Black Hungarian Pepper
- Spicy fruits ripen from black to red
- A good substitute for jalapeños
- Fruits grow to 4 inches
- Medium hot pepper
Item Details
Learn to Grow Black Hungarian Pepper
Start Indoors: 8 weeks before last frost
Germination: 14 Days
Plant Outdoors: 12-24” Apart
Light: Full Sun
Instructions - Sow seeds indoors ¼” deep. Peppers germinate best in warm soil, so gentle bottom heat may be helpful until seedlings emerge. Wait to transplant outdoors until soil is warm.
Ratings & Reviews
3 reviews
Beautiful
by Heidi
These are one of my favorites from Seed Savers. I love the purple flowers it produces.
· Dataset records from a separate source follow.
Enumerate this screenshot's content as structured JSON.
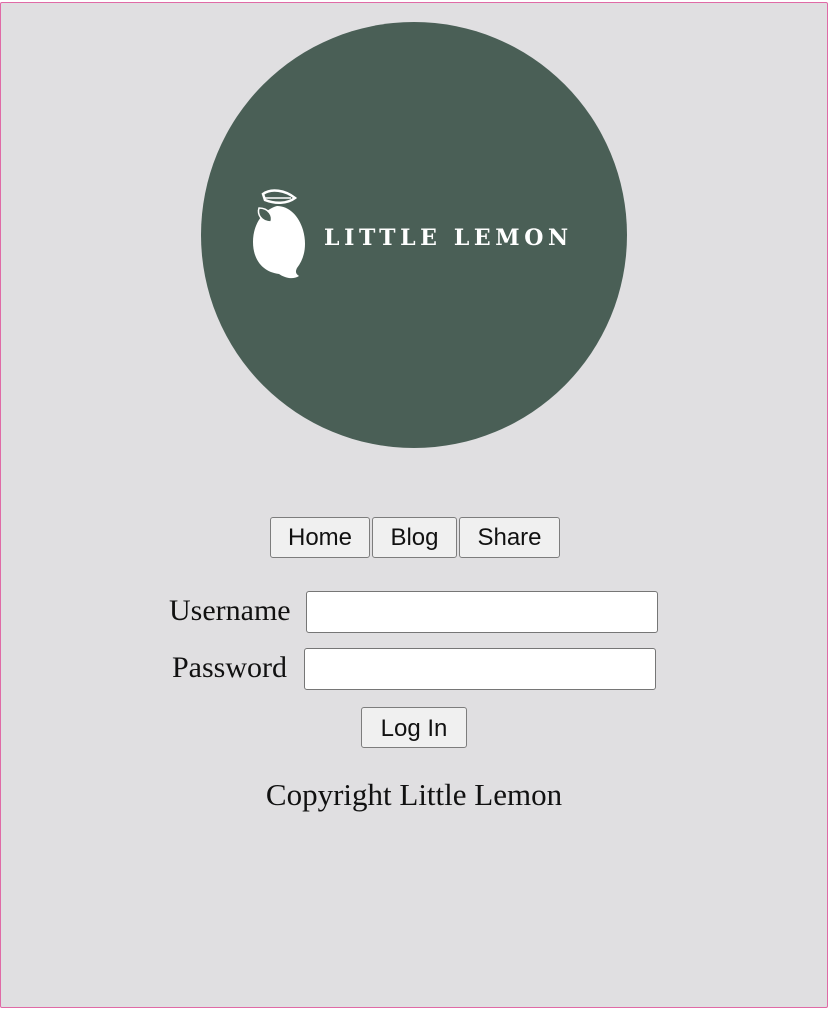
{
  "logo": {
    "text": "LITTLE LEMON",
    "background_color": "#4a5f56",
    "icon": "lemon-icon"
  },
  "nav": {
    "items": [
      {
        "label": "Home"
      },
      {
        "label": "Blog"
      },
      {
        "label": "Share"
      }
    ]
  },
  "login_form": {
    "username_label": "Username",
    "username_value": "",
    "password_label": "Password",
    "password_value": "",
    "submit_label": "Log In"
  },
  "footer": {
    "text": "Copyright Little Lemon"
  },
  "colors": {
    "page_background": "#e0dfe1",
    "frame_border": "#e06aa6"
  }
}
The peppers themselves are also beautiful and have a rich spicy flavor. They have produced well in my Arizona garden.
My favorite pepper - Third season with these beauties
by Kenneth
I've grown these for 3 seasons and am tickled purple with the over-all quality of this beautiful variety. I've added them to my ornamental flower garden, where their purple highlights and flowers, and naturally balanced, upright form, nicely complement alyssum, gladiolus, and other ornamentals.
These peppers have wonderful culinary flexibility with excellent flavor, and are borderline mild when picked unripe (dark purple) with the seeds removed. Use them like you would a jalapeno (sliced, in salsa, picked, poppers, etc), or dry them out after they ripen to make crushed red pepper flakes or a sweeter cayenne substitute.
These are prolific producers (GA; I don't do much to prep my clay-heavy soil, they thrive anyway). The deer mostly leave them alone, and I've had many fewer pests (aphids, mostly) with these than other pepper varieties I grow.
I've had excellent results saving the seeds from two previous seasons.
These are all-around winners - highly recommend!
Definitely Recommend
by Bob in Beach
It was challenging to get these seeds to germinate, but the subsequent plants made up for that. They are elegant tree like plants that produce an abundance of peppers on each branch. They also have a pretty purple flower, nice change from all the white flowers of the other pepper varieties. First fruit started out all black, and as the season progressed red versions began growing. I will definitely be growing these again.